PORDENONE - Un fiume rosa ha attraversato parco San Valentino, trasportando un messaggio di solidarietà e beneficenza a favore della Breast Unit (senologia) del Cro di Aviano. «Non ci aspettavamo una partecipazione del genere resta senza parole la presidente Luciana Pennelli dell'associazione San Valentino -. Avevamo preparato 1500 magliette rosa, eppure non sono bastate, ci sono almeno 1800 persone». L'immagine di questa folla, che colorava il prato del parco, resterà a lungo nelle mente degli organizzatori della prima camminata non competitiva, di sei chilometri, "Pordenone in Rosa". Durante il weekend infatti si è svolta la quarantesima edizione della tradizionale festa al Parco di San Valentino, con i consueti mercatini, spettacoli, stand di artigianato e discipline bio-naturali, ma mai prima d'ora si era concretizzata la camminata. Dalle istituzioni, alle forze dell'ordine, passando per la Polizia di Stato e il comando della Polizia locale, i bersaglieri dell'Ariete e la fanfara, gli alpini, fino ai bambini delle elementari. Tutti hanno marciato attraverso i parchi cittadini.
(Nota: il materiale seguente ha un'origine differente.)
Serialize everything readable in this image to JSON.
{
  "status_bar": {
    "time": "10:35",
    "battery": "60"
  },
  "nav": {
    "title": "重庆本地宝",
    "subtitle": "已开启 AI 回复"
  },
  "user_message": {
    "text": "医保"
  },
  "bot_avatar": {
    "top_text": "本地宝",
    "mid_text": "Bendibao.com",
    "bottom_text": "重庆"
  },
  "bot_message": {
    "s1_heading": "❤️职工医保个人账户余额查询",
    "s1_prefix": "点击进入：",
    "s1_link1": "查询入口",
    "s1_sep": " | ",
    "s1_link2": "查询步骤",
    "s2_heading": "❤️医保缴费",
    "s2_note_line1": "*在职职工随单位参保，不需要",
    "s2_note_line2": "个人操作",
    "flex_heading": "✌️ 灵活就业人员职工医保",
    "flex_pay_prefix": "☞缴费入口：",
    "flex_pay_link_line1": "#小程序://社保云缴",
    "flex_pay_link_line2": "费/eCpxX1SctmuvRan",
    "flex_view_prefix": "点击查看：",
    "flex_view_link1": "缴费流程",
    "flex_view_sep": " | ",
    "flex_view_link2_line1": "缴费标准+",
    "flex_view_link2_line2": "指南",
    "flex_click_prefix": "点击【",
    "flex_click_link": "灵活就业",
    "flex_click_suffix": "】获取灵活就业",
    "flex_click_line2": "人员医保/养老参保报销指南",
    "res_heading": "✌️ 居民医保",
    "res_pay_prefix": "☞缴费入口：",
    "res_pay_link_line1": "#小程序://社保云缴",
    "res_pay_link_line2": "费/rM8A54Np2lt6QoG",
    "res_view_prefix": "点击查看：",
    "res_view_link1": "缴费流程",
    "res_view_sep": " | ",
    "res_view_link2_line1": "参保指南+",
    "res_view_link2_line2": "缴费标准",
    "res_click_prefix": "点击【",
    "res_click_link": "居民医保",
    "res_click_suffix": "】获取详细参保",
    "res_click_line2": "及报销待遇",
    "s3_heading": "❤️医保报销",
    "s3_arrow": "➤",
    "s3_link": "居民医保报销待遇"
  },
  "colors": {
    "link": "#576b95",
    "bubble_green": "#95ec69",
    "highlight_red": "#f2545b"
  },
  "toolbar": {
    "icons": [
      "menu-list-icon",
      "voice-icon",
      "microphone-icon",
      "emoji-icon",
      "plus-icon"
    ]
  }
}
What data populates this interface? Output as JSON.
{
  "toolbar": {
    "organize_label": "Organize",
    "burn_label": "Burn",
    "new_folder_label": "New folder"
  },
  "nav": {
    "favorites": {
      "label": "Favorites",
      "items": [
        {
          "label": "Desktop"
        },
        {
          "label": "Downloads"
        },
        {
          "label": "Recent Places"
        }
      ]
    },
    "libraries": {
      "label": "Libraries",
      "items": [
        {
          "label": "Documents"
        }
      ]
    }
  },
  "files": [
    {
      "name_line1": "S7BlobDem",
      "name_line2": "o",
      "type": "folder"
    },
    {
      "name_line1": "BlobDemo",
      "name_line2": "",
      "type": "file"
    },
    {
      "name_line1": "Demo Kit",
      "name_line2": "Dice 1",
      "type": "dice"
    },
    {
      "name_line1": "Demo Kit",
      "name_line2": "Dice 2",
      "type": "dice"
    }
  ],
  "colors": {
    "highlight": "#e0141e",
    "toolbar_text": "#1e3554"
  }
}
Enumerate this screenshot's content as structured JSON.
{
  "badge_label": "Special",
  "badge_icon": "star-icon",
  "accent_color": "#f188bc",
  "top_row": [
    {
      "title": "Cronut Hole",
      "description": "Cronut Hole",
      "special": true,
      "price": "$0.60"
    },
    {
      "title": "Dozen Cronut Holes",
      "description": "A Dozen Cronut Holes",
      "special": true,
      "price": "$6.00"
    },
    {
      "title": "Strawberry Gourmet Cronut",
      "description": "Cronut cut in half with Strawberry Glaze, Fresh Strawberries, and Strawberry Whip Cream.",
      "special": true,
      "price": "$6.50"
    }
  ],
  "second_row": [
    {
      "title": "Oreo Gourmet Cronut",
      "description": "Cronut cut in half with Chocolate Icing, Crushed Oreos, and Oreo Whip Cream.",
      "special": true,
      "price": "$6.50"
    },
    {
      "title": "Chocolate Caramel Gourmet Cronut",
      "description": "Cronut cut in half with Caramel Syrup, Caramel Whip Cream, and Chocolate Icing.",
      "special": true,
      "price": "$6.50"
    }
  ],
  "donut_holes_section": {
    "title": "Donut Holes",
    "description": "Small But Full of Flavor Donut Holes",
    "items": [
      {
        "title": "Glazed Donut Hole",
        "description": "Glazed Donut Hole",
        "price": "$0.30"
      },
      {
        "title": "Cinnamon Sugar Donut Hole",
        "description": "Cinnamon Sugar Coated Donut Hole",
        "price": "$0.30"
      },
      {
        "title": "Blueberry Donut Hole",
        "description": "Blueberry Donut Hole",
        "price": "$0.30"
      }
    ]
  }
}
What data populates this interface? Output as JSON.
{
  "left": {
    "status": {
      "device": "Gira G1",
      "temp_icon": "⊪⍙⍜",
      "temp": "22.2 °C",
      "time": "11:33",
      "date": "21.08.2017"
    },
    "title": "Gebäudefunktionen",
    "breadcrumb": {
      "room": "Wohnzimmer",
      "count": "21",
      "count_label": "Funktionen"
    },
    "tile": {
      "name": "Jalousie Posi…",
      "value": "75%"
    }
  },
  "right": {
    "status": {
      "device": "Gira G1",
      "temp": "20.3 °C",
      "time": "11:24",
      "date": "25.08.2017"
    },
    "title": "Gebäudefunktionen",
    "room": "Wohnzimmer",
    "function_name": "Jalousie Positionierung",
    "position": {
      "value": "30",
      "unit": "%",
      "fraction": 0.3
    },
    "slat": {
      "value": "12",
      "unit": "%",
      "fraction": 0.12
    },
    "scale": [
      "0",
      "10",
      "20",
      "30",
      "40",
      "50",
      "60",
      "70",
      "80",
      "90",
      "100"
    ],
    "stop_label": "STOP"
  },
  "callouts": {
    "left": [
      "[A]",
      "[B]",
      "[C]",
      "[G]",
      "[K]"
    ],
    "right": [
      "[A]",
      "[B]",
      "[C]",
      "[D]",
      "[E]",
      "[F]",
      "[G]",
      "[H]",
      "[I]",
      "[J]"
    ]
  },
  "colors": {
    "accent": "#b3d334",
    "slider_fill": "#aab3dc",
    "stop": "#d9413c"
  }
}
«È davvero notevole afferma il sindaco Alessandro Basso - vedere queste maglie rosa, tanto quelle maschili quanto quelle femminili, segno anche di una emancipazione dei tempi. Anche questa occasione è un passaggio verso Capitale della Cultura. Viva Pordenone». Non hanno saltato l'appuntamento l'assessore Elena Ceolin, il prefetto Michele Lastella (che ha corso) e i rappresentati dell'International Police Association (Ipa), l'associazione che raccoglie tutte le forze dell'ordine nel mondo. «Per noi condivide Francesca Perchiazzi, segretaria generale di Ipa è un grande onore partecipare. La Polizia è sempre presente quando si tratta di solidarietà. Sappiamo che la ricerca è l'unica soluzione per vincere la malattia: quest'oggi abbiamo fatto un bagno in un fiume di speranza». Fiume rosa che ha voce e cuore. «Essere qui dice Sonia Daniello prima di partire - significa contribuire alla prevenzione. Penso sia un momento importante, ho un'amica purtroppo che è stata colpita, per cui partecipare è d'obbligo». Non mancavano mamme e papà con passeggini, ma nemmeno i bambini delle scuole elementari, come Lorenzo, Riccardo, Flavio, Maddalena.